CONTRA (Markus Moll)
„Matti, der Gänsejunge“ ist
ohne Zweifel eine hochwertige, eine professionell und mit großem
Aufwand in Szene gesetzte Theater-Vorführung. Allerdings wird
das Poem so detailreich nachgespielt, dass das Erzähltempo
überaus langsam erscheint – gerade so, als sei dies ein
Märchen-Singspiel speziell für Kinder. Jedenfalls wird jeder
ungarische Vierjährige der Handlung folgen können. Schwerer
werden sich die vielen internationalen Gäste tun, die den
„Hauptstädtischen Circus“ unvorbereitet besuchen. Wenn wir uns
nicht im Vorfeld mit dem Poem beschäftigt hätten, wäre uns das
Verständnis aufgrund der zahlreichen, ausführlichen Dialoge in
ungarischer Sprache wohl schwer gefallen. Sollte ein „Capital
Circus“ nicht jederzeit für ein Publikum aus aller Welt spielen?
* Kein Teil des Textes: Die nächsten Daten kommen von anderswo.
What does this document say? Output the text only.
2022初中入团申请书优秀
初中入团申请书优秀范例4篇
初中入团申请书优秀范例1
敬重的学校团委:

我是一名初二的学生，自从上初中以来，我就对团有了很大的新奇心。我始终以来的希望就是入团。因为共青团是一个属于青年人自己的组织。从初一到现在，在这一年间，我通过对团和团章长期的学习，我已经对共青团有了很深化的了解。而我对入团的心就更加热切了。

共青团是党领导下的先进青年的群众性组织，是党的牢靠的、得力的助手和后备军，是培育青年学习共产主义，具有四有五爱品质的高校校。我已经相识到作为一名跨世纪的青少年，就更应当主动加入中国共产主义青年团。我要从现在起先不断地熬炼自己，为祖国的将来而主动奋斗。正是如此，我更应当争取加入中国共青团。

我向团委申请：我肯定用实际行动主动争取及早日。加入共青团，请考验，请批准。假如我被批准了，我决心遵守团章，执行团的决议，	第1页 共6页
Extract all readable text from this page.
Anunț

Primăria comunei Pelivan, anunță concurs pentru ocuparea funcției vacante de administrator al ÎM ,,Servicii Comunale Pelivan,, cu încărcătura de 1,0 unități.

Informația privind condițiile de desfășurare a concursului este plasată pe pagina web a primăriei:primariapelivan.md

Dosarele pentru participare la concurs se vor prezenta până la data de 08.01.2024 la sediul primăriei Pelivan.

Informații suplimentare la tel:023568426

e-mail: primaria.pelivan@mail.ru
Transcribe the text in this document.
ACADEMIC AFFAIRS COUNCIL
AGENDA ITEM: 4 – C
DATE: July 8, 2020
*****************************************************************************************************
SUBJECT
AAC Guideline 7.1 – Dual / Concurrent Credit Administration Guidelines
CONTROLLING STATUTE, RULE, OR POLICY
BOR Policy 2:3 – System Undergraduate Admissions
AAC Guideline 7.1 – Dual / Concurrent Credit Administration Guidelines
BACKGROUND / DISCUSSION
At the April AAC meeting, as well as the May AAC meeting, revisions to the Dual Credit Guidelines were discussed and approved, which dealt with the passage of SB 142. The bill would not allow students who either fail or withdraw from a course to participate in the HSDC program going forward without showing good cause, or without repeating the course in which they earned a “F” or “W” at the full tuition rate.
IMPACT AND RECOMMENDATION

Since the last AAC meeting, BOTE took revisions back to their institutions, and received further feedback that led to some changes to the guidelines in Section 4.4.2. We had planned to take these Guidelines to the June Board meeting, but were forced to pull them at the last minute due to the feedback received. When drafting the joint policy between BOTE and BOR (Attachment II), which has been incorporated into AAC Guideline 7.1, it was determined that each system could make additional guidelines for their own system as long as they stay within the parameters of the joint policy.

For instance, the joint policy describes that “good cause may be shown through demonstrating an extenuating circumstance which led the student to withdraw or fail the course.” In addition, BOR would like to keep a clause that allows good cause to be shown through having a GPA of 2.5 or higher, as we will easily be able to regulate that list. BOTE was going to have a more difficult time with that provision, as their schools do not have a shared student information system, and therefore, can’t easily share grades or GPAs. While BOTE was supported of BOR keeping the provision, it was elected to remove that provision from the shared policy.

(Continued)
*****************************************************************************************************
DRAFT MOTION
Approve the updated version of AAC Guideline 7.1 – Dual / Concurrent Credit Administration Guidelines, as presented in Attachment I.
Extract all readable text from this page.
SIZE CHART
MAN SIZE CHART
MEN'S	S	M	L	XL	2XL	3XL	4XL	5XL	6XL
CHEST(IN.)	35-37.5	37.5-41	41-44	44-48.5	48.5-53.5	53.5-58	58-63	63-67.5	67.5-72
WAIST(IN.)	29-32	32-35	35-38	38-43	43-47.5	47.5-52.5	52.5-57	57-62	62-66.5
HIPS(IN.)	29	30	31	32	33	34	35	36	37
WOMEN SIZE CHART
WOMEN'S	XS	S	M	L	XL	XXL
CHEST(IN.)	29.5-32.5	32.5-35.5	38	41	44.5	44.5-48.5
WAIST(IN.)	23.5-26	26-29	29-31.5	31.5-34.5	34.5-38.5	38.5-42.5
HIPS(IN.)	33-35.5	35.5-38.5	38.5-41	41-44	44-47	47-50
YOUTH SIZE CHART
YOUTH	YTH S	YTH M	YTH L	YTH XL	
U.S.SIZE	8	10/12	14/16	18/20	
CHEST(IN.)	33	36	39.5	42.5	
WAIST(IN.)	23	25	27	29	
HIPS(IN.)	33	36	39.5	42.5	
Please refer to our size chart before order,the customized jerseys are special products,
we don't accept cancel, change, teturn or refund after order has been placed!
Im Gegenzug bleibt leider wenig Zeit für den artistischen Part.
Er kommt zu kurz. Beispielsweise wird die hervorragende
Trampolin-Arbeit der Truppe „High5“ bis zur Unkenntlichkeit zusammengestutzt. Anstelle
der wenigen Runden, die der Reiter dreht, könnte man sich gut
auch eine vollwertige Dshigiten-Nummer vorstellen. Und so
weiter. Stattdessen werden die artistischen Genres oft nur
angerissen, quasi kurz zitiert. Das scheint mir der wesentliche
Unterschied zu anderen Produktionen des „Cirque Nouveau“.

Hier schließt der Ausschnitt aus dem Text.